La rappeuse française probablement la plus connue à l'étranger n'est pas tout à fait une rappeuse française. Elle est aussi chilienne, et elle s'exprime en espagnol. Anamaria Tijoux Merino, en effet, est née à Lille de parents chassés de leur pays par le régime de Pinochet. C'est pourtant bel et bien en France, en région parisienne plus exactement, qu'elle découvre le hip-hop, à travers les gens que sa mère, une sociologue devenue assistante sociale, est amenée à fréquenter. Elle trouve alors dans cette musique, de son propre aveu, un refuge commun pour tous les déracinés comme elles, qu'ils viennent d'Amérique, d'Afrique ou d'ailleurs.

ANA TIJOUX - 1977

Cette musique, Anita Tijoux (son premier nom de scène) la retrouve une fois installée dans le pays de sa famille, dans les années 90, au retour de la démocratie. Là-bas, elle fait partie de plusieurs groupes, dont l'un des plus importants de la scène chilienne, Makiza. Avec eux, elle connait le succès grâce à Vida Salvaje, en 1998, un album remanié et réédité un an plus tard par Sony sous le nom d'Aerolineas Makiza.

Marquée par des aventures en solo et par un bref retour en France, la suite de sa carrière est plus erratique, mais elle connait un moment décisif : son association en 2003 avec la chanteuse mexicaine Julieta Venegas sur le morceau "Lo Que Tu Me Das", pour la BO d'un film. Suivie par une autre en 2006, "Eres Para Mí", un tube aux douces intonations reggae, cette collaboration la fait quitter le domaine du rap pour mieux investir celui de la pop latine internationale.

Ses projets solos portent cette marque. Ils sont, pour une large part, des albums de variété hispanophone revisités par le rap. 1977, un disque nommé d'après son année de naissance, est toutefois présenté comme celui du retour au hip-hop. Il est aussi, en grande partie, celui de la consécration internationale, grâce à son single éponyme. En 2010, en effet, l'année de sa sortie à l'étranger, Ana Tijoux deviendra visible sur le marché nord-américain. Elle tournera là-bas, participant au fameux festival SXSW d'Austin, et elle fera l'année suivante partie de la liste des nommés pour les Grammy Awards.

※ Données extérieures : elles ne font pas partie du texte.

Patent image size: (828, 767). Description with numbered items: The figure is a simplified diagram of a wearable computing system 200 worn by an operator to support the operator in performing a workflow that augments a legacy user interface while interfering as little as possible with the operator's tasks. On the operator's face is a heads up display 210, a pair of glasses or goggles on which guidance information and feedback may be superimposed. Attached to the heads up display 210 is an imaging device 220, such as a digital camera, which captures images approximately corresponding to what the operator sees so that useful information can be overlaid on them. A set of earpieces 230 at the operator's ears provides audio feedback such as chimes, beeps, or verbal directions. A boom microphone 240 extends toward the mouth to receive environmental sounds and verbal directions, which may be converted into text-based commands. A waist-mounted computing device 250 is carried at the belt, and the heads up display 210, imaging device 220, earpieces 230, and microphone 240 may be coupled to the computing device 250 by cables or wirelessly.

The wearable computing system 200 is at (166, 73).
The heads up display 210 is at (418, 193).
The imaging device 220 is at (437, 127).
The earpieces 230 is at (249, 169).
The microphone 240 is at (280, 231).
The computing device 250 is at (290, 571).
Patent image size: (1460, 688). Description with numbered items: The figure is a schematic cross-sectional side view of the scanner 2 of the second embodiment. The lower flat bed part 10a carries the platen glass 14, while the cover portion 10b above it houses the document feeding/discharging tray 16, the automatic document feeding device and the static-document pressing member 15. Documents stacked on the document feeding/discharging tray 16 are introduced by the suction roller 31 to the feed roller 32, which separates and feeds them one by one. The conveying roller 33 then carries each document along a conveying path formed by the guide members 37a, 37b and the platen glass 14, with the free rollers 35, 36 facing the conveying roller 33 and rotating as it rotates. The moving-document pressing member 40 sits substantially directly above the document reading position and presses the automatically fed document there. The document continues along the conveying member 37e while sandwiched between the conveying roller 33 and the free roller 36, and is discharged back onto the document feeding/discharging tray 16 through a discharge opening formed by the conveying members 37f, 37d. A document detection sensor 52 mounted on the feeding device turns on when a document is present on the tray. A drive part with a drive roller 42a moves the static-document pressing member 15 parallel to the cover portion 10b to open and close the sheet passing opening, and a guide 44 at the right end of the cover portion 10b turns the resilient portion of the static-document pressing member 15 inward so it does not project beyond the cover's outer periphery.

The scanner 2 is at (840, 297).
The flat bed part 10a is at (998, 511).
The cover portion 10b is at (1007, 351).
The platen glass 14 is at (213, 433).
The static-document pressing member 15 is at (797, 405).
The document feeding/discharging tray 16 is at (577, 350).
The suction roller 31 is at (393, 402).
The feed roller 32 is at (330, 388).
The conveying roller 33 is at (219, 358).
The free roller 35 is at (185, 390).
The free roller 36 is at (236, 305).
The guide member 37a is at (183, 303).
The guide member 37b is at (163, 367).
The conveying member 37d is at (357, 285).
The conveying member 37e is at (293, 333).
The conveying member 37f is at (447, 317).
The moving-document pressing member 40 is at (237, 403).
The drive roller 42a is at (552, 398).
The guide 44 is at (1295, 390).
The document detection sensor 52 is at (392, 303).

Elle suscitera aussi quelques éloges critiques, dont ceux, prestigieux, du chanteur de Radiohead Thom Yorke.

Beaucoup découvront alors un rap influencé par le New-York des années 80 et 90, avec ses boucles, ses rythmes chaloupés, ses sons jazzy et ses scratches, avec son esprit ouvert et constructif à la Native Tongues, une école qui a parfois eu une plus grande postérité à l'étranger qu'aux Etats-Unis.

Depuis ses débuts, Ana Tijoux privilégie ce style, et elle persévère ici, passant des considérations sociales de "Sube" (avec Invincible, la très engagée rappeuse de Detroit), attendues chez cette fille d'opposants à Pinochet, à des pensées plus personnelles partout ailleurs. Sur cet album, elle s'interroge en effet sur sa qualité d'artiste ("Crisis de un MC"), se confie sur sa mère ("Mar adentro"), parle d'une relation amoureuse ("Problema de 2"), nous livre sa philosophie du bonheur ("Humanidad") et elle retrace son parcours sur l'impeccable "1977", le titre pivot de son album. Le meilleur, également.

Et elle rappe, pour de bon, avec une certaine aisance pour les rimes internes, et une scansion précise, bizarrement plus affirmée en espagnol que quand, sur le mollasson "Oulala", avec un flow rétro, elle dédie quelques mots en français à une amie restée de l'autre côté de l'Atlantique. Cependant, Ana Tijoux personnalise ce hip-hop aux recettes éprouvées avec des instruments mélodiques et pop, les chants suaves de quelques invités comme Panty, du reggae sur "Avaricia" et, bien sûr, avec des sonorités latines, guitares ou cuivres.

Avec 1977, la Franco-chilienne fait entrer le rap, sans que cette démarche ni ces mots n'aient de connotation péjorative, dans le grand bain du mainstream latino-américain.